This library is similar to the LibHN library. Actually, some parts of the project, such as the post, comment and user models and the parsing rules are basically a swift translation of the LibHN library.
Before going further, note that there is an official API that implements the fundamentals features such as grabbing the new, top and best stories, user informations and comments. However, it doesn't support login and any related functionalities and suffers from a lot of restrictions. If it fits your needs though, I would recommend you use the official API over this scraper.
Table of content
Installation
Pod
Ensure you have at least the following code in your Podfile
:
use_frameworks!
target 'YourAppName' do
pod 'HNScraper', '~> 0.2.1'
end
Run pod install
in your project's folder.
Then just add import HNScraper
wherever you need the scraper.
Manually
Just add all the .swift
files from the HNScraper
folder in your project.
Documentation
Completion handlers & error gesture
All the following actions are performed in the same way: you call a method on the right instance with the required parameters and a completion handler which will give you back the results of your request and, eventually, the produced error.
func getSomething(dependingOn: , completion: ((results?, error?) -> Void))

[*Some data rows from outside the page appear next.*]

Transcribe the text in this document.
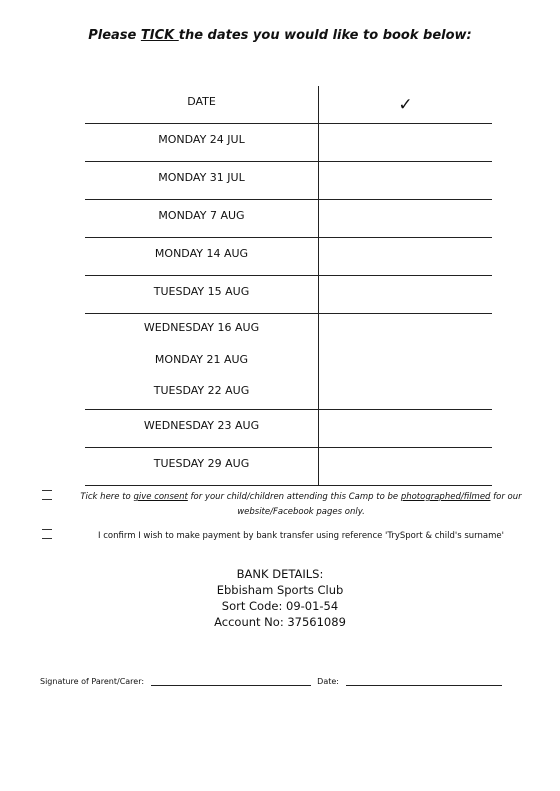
Please TICK the dates you would like to book below:
DATE	✓
MONDAY 24 JUL	
MONDAY 31 JUL	
MONDAY 7 AUG	
MONDAY 14 AUG	
TUESDAY 15 AUG	

WEDNESDAY 16 AUG
MONDAY 21 AUG
TUESDAY 22 AUG	

WEDNESDAY 23 AUG	
TUESDAY 29 AUG	
Tick here to give consent for your child/children attending this Camp to be photographed/filmed for our website/Facebook pages only.
I confirm I wish to make payment by bank transfer using reference 'TrySport & child's surname'
BANK DETAILS:
Ebbisham Sports Club
Sort Code: 09-01-54
Account No: 37561089
Signature of Parent/Carer:	Date:
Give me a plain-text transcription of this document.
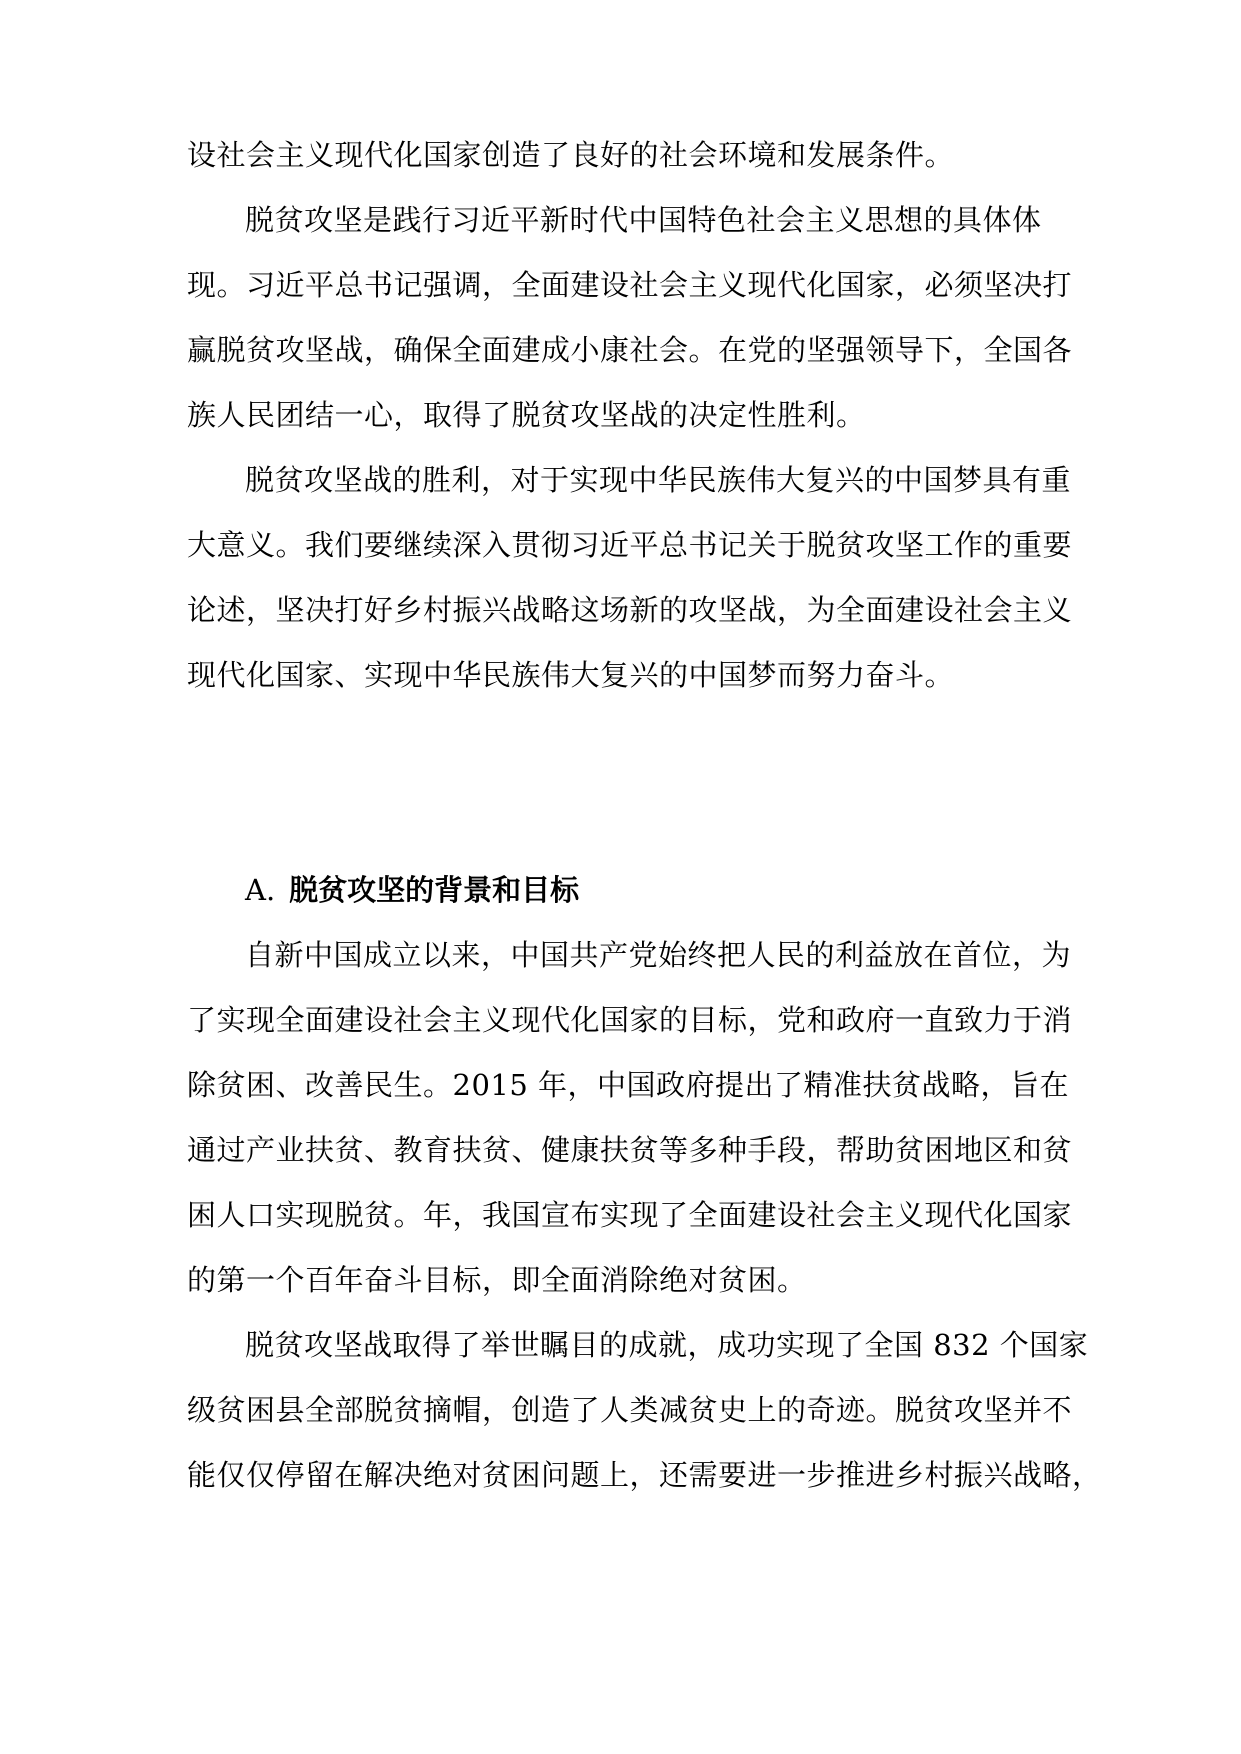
设社会主义现代化国家创造了良好的社会环境和发展条件。
脱贫攻坚是践行习近平新时代中国特色社会主义思想的具体体
现。习近平总书记强调，全面建设社会主义现代化国家，必须坚决打
赢脱贫攻坚战，确保全面建成小康社会。在党的坚强领导下，全国各
族人民团结一心，取得了脱贫攻坚战的决定性胜利。
脱贫攻坚战的胜利，对于实现中华民族伟大复兴的中国梦具有重
大意义。我们要继续深入贯彻习近平总书记关于脱贫攻坚工作的重要
论述，坚决打好乡村振兴战略这场新的攻坚战，为全面建设社会主义
现代化国家、实现中华民族伟大复兴的中国梦而努力奋斗。
A. 脱贫攻坚的背景和目标
自新中国成立以来，中国共产党始终把人民的利益放在首位，为
了实现全面建设社会主义现代化国家的目标，党和政府一直致力于消
除贫困、改善民生。2015 年，中国政府提出了精准扶贫战略，旨在
通过产业扶贫、教育扶贫、健康扶贫等多种手段，帮助贫困地区和贫
困人口实现脱贫。年，我国宣布实现了全面建设社会主义现代化国家
的第一个百年奋斗目标，即全面消除绝对贫困。
脱贫攻坚战取得了举世瞩目的成就，成功实现了全国 832 个国家
级贫困县全部脱贫摘帽，创造了人类减贫史上的奇迹。脱贫攻坚并不
能仅仅停留在解决绝对贫困问题上，还需要进一步推进乡村振兴战略，
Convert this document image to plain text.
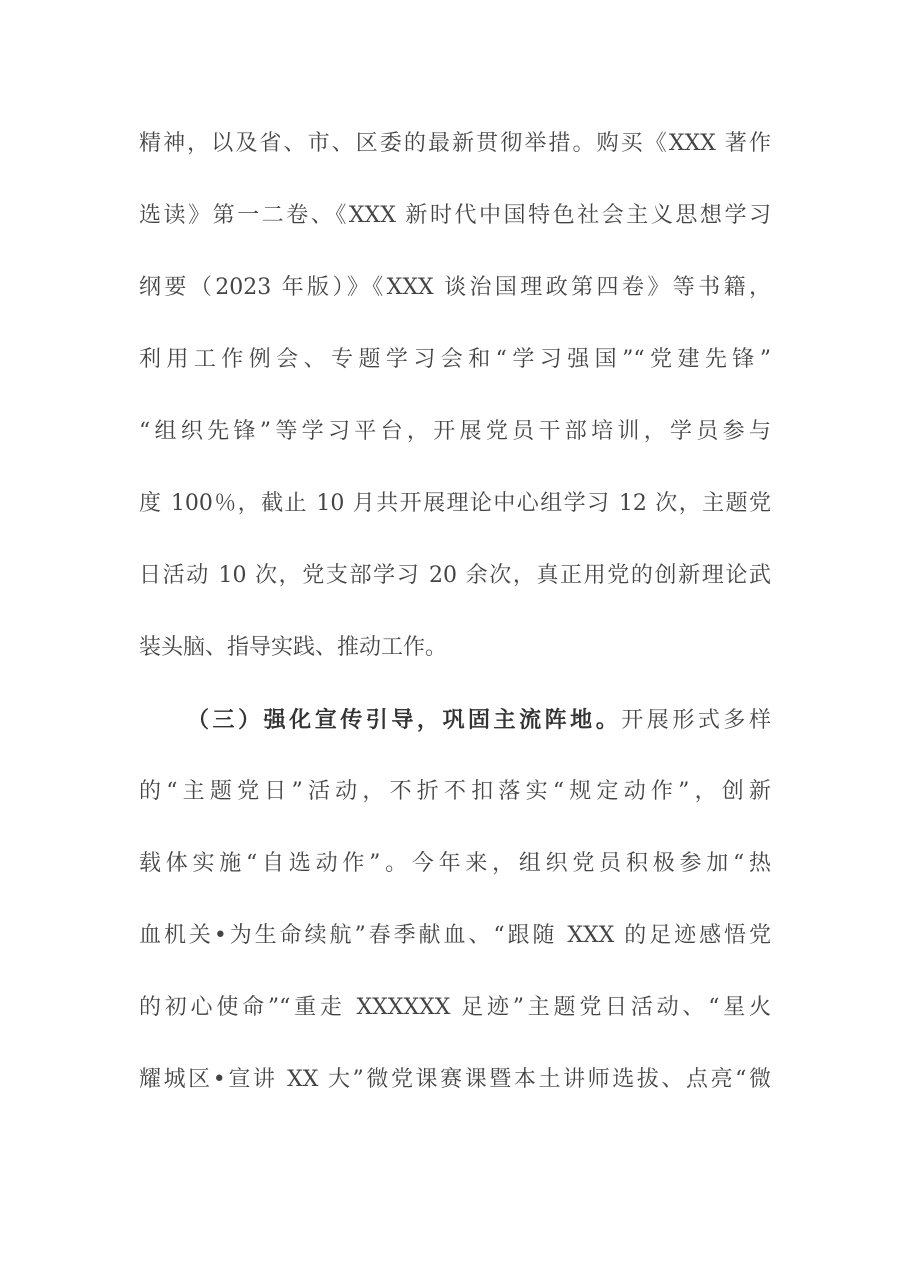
精神，以及省、市、区委的最新贯彻举措。购买《XXX 著作
选读》第一二卷、《XXX 新时代中国特色社会主义思想学习
纲要（2023 年版）》《XXX 谈治国理政第四卷》等书籍，
利用工作例会、专题学习会和“学习强国”“党建先锋”
“组织先锋”等学习平台，开展党员干部培训，学员参与
度 100％，截止 10 月共开展理论中心组学习 12 次，主题党
日活动 10 次，党支部学习 20 余次，真正用党的创新理论武
装头脑、指导实践、推动工作。
（三）强化宣传引导，巩固主流阵地。开展形式多样
的“主题党日”活动，不折不扣落实“规定动作”，创新
载体实施“自选动作”。今年来，组织党员积极参加“热
血机关•为生命续航”春季献血、“跟随 XXX 的足迹感悟党
的初心使命”“重走 XXXXXX 足迹”主题党日活动、“星火
耀城区•宣讲 XX 大”微党课赛课暨本土讲师选拔、点亮“微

The possible errors are defined by HNScrapperError
and HNLoginError
. Those structures simplifies the error handling by classifying the most recurrent errors into distinct, self-explanatory error types. This abstraction allows you to handle common problems, such as no Internet connection, bad credentials, non-existing post-id, etc, without worrying about "low level" errors such as URLErrors and JSON errors.
Fetch list of posts
A list of posts is any of the HN pages defined in HNScraper.PostListPageName
news
front
new
jobs
asks
shows
newshows
active
best
noob
To scrap the 30 first posts of one of them, you have to use getPostsList
(from HNScraper
) which will give you an array of HNPost
objects and the link to the next page that you can use to fetch the 30 following items.
typealias PostListDownloadCompletionHandler = (([HNPost], String?, HNScrapperError?) -> Void)
func getPostsList(page: PostListPageName, completion: PostListDownloadCompletionHandler)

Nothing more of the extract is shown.